Hier geschmäht, dort belohnt
„[Er] ist wie ein Baum, gepflanzt an Wasserbächen, der seine Frucht bringt zu seiner Zeit, und seine Blätter verwelken nicht, und alles, was er tut, gerät wohl.“ (Ps 1,3)
Wie deutet die Verheißung in Psalm 1,3 auf Christus hin?
Wir lesen: „[Alles], was er tut, gerät wohl.“ Dem Gerechten gelingt alles, was er tut. Ist das naiv oder zutiefst wahr?

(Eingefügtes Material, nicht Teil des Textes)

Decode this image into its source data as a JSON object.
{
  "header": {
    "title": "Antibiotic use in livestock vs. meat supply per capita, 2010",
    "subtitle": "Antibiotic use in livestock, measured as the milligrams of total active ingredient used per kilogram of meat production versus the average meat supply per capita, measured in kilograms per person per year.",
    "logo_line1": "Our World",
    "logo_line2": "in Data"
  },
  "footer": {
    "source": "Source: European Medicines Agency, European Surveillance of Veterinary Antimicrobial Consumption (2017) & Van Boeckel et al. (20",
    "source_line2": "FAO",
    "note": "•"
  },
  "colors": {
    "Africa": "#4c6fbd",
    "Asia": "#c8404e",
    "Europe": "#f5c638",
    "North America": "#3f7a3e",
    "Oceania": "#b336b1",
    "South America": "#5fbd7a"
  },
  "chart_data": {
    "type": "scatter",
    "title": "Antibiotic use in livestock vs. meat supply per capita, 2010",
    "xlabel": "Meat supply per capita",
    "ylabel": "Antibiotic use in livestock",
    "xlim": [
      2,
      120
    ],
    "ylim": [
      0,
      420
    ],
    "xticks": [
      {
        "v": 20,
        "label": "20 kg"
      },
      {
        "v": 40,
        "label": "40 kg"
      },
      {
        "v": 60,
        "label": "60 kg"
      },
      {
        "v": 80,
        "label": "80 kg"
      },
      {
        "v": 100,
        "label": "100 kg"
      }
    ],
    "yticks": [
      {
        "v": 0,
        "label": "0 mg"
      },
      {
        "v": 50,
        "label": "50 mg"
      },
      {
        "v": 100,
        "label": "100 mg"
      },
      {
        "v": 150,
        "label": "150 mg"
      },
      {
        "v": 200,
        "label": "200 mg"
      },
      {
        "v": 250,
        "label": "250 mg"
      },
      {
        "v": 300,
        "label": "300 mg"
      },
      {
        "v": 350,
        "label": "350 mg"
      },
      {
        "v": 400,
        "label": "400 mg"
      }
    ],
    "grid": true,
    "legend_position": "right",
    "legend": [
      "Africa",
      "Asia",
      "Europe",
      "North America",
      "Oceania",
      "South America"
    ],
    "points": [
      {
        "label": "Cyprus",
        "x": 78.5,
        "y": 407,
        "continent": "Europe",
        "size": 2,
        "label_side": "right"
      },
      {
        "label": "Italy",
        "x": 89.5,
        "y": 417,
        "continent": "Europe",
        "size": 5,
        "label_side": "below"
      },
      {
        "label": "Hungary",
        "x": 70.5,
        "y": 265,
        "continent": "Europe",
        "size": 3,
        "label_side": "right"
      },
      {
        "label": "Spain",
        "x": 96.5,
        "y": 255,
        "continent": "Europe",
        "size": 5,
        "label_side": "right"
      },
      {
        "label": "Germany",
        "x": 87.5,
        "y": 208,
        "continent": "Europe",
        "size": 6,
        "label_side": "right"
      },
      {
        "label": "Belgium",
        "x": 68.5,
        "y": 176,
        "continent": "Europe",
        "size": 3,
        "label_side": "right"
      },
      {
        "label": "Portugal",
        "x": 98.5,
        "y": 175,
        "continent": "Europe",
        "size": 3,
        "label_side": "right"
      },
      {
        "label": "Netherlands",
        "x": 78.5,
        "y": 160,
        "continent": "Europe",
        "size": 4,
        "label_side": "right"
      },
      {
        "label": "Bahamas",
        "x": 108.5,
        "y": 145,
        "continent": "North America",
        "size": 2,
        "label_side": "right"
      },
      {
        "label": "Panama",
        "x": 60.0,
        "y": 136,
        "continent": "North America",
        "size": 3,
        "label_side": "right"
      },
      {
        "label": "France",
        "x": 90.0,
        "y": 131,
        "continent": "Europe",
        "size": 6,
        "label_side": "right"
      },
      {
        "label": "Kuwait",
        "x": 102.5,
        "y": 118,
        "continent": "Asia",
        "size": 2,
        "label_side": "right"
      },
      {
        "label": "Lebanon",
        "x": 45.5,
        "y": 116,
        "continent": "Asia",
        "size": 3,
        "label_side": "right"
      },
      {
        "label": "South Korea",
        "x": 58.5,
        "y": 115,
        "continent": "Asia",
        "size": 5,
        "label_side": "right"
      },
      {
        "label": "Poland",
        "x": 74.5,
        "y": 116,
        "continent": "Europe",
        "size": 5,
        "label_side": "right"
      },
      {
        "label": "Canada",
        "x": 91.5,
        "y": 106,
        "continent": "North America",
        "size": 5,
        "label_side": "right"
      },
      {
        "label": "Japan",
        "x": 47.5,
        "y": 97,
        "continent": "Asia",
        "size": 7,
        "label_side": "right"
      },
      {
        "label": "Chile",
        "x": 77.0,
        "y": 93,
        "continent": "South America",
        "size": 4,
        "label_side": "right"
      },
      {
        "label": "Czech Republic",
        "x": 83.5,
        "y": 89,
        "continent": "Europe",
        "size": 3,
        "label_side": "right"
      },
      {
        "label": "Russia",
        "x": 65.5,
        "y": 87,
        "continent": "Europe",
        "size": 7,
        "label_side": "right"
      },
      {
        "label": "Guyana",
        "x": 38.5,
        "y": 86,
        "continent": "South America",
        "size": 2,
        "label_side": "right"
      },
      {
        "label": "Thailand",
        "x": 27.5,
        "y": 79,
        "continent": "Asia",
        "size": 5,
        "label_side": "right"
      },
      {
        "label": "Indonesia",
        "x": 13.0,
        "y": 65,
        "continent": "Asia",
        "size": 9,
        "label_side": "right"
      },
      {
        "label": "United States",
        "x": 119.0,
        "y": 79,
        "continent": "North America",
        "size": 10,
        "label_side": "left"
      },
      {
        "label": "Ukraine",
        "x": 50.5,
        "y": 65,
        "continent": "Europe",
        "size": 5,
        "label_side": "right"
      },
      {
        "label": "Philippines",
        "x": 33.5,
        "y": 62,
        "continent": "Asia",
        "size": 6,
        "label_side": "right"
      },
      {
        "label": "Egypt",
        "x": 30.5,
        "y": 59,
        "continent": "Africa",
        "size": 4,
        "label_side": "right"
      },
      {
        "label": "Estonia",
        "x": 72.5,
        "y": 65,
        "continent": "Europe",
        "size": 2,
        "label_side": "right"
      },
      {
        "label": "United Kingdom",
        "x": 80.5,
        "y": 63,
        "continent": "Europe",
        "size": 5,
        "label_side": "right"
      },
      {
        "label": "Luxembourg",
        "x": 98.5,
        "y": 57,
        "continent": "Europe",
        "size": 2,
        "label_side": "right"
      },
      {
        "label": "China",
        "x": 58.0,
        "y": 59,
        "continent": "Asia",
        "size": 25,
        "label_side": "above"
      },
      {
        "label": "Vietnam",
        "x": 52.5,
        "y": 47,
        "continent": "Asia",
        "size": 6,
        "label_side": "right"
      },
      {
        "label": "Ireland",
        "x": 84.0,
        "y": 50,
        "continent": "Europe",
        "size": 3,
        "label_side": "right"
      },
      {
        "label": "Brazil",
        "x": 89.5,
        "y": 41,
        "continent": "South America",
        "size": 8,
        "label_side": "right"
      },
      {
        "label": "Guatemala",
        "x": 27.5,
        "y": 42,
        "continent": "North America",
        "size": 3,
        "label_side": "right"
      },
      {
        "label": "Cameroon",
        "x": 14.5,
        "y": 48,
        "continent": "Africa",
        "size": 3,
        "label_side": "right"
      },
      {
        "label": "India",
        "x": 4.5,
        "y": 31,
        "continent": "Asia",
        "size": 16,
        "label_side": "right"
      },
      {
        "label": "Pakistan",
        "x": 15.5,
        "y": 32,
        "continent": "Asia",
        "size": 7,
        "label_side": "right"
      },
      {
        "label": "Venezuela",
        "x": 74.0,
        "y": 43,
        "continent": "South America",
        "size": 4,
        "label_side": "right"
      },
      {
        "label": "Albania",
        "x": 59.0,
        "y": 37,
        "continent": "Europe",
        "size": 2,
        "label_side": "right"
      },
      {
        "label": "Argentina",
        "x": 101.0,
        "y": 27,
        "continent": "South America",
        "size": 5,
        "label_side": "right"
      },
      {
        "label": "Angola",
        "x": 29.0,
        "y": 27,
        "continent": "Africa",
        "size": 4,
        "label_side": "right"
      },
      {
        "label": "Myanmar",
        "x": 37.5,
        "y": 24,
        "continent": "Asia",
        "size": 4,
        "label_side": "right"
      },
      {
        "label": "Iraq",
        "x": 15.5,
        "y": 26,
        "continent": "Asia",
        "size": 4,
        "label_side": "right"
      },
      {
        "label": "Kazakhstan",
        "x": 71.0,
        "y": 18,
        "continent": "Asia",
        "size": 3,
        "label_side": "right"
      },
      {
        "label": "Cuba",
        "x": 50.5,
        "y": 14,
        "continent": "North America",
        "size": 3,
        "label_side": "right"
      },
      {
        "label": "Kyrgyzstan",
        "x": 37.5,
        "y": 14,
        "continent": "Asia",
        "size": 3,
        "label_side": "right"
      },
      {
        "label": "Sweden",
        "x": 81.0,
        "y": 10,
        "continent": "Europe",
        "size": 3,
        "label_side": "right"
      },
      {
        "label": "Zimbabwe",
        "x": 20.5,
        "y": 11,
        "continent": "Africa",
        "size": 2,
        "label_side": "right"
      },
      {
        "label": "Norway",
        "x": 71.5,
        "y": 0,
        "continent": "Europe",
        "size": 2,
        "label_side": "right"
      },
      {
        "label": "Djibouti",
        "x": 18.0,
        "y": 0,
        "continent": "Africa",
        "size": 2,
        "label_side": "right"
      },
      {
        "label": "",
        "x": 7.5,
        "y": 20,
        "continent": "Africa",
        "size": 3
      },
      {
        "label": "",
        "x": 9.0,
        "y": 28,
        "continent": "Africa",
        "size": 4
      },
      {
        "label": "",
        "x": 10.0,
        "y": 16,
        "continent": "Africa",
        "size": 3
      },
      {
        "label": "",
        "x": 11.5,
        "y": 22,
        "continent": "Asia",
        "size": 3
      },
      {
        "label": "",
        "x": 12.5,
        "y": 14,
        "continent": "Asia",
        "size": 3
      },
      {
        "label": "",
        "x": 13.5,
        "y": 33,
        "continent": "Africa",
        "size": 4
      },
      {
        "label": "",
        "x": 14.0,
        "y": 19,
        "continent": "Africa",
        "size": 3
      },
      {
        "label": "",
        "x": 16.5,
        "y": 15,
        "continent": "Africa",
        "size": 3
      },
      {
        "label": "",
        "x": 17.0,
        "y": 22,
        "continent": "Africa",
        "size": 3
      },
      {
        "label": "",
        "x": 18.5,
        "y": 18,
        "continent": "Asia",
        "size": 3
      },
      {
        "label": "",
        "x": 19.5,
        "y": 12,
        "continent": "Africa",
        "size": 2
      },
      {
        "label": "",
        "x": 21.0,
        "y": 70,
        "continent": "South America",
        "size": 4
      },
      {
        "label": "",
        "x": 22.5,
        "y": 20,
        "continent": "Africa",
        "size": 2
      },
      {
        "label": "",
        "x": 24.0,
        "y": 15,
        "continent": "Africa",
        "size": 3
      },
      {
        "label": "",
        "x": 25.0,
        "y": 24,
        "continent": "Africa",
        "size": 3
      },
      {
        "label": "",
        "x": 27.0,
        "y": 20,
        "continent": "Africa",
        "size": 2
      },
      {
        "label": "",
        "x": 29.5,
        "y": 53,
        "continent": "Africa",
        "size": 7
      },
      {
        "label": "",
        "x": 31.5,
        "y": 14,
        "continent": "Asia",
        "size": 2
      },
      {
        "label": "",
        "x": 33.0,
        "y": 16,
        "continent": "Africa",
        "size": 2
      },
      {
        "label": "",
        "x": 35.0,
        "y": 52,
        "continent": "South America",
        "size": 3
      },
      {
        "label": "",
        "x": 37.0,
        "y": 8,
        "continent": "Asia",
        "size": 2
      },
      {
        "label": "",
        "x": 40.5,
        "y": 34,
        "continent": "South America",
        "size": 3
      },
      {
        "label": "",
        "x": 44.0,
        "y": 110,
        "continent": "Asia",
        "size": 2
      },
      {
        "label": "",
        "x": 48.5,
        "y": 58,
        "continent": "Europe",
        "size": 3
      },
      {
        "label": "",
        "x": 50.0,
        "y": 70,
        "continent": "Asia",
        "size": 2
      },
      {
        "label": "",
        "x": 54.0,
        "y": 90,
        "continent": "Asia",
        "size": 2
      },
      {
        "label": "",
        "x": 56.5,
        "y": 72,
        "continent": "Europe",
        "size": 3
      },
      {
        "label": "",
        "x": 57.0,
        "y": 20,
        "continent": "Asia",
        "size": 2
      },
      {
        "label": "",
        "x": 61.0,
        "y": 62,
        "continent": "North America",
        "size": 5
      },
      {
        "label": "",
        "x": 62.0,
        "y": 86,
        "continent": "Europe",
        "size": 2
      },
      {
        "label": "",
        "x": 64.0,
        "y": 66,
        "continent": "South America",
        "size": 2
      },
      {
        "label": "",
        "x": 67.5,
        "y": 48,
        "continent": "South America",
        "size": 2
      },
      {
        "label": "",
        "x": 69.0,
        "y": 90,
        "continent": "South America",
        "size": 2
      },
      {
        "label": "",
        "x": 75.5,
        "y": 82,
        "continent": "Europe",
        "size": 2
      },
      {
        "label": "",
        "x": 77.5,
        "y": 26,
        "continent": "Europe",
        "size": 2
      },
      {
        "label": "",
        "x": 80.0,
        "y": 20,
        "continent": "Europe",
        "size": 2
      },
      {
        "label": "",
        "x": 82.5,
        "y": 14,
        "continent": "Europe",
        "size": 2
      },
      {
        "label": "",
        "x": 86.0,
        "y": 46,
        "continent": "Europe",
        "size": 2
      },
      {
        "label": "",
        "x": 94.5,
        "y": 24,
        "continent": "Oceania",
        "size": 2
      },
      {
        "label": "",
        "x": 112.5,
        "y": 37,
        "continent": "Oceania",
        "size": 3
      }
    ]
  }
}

In diesem Leben scheint es, dass dem Gottlosen alles gelingt. „Halte still dem HERRN und warte auf ihn! Erzürne dich nicht über den, dessen Weg gelingt, über den Mann, der Arglist übt“ (Ps 37,7). „[Denn] die, welche Gesetzlosigkeit verüben, stehen aufrecht, und die, welche Gott versucht haben, kommen davon!“ (Mal 3,15).
Und in diesem Leben leidet der Gerechte häufig und wird für seine Güte schlecht behandelt. „Hätten wir den Namen unseres Gottes vergessen [...], würde Gott das nicht erforschen? [...] Ja, um deinetwillen werden wir getötet den ganzen Tag; wie Schlachtschafe sind wir geachtet“ (Ps 44,21–23). Die Psalmisten wussten das aus eigener Erfahrung. Wir reklamieren hier etwas, was sie selbst wissen.
Der Psalmist ist daher nicht naiv, wenn er sagt: „[Alles], was er tut, gerät wohl.“ Er weist über die Mehrdeutigkeiten dieses Lebens hinaus auf das Leben nach dem Tod, wo der echte Erfolg – das echte Gelingen – all dessen, was wir getan haben, offenbar wird.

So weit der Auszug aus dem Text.